Huwaaa.. Snow White versi BuCan ini nyindir aku banget ya? Wakakaka..

Anonymous said...

@picank, nggak nyindir km kok... Banyak orang lho yg sering banget ngaku dirinya cakep dan keren. Biasanya buat menutupi rasa mindernya yg berlebihan.
Hayooo, km gitu nggak? :))

Anonymous said...

Just wanna share...

Aku dulu menciptakan ilusi kesempurnaanku sendiri yang jauh dari kesempurnaan ala dongeng yang happy ending.

Lesbosadomasochism.

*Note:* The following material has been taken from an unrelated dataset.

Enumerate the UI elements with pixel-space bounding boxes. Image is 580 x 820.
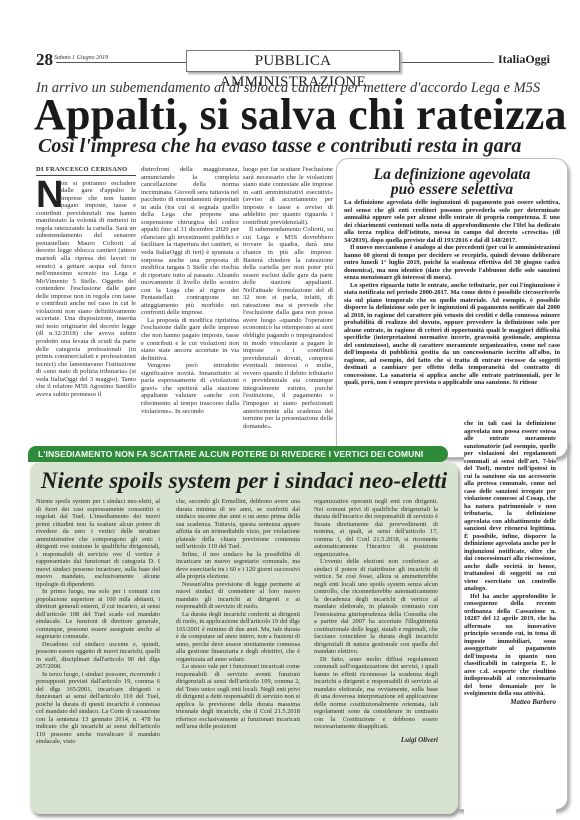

Dia si sadis dan aku si masokhis.

Itulah yang menyebabkanku cenderung tertarik pada perempuan-perempuan psycho, berkepribadian ekstrim, sangat dominan, berlidah tajam, dan sadis. Mereka begitu menggairahkan.

Itu dulu... Sekarang? Ah...

Anonymous said...

nice writing...!brilliant.Tapi bukan pengalaman pribadi kan mba?lolzzzzzzz

pisss

Sinyo said...

Lex, bgmn kalo aku definisikan Cinderella sebagai seorg putri kaya yg segalanya ia punya? sampai suatu saat dia bertemu dan jatuh cinta dgn seorang perempuan dr kalangan biasa2 saja. Si perempuan ini banyak yg mencintai. Cinderella yg kalap krn cinta yg membutakannya ini (ternyata sehari2 nyambi sebagai nenek sihir) hingga ia bisa membuat apel yg telah dimantrai pelet untuk diberikan pd si perempuan. Akhir cerita si perempuan dan Cinderella sukses hidup menderita.. the end...

Anonymous said...

@candra, kalo ini pengalaman pribadi, aku jadi tokoh antagonisnya... Huahahaha, ketawa ala penjahat Disney :))


@Sinyo,
Bagaimana kalau Cinderella adalah perempuan biasa yang selalu menempatkan dirinya sebagai sosok lemah dan jadi korban. Itulah caranya memerangkap orang-orang agar selalu menjadi "ibu peri"nya. Di mata banyak orang, dia menampilkan diri sebagai sosok perempuan teraniaya cinta, namun dicintai banyak sahabat dan dipuja perempuan yang ketipu makan apel peletnya.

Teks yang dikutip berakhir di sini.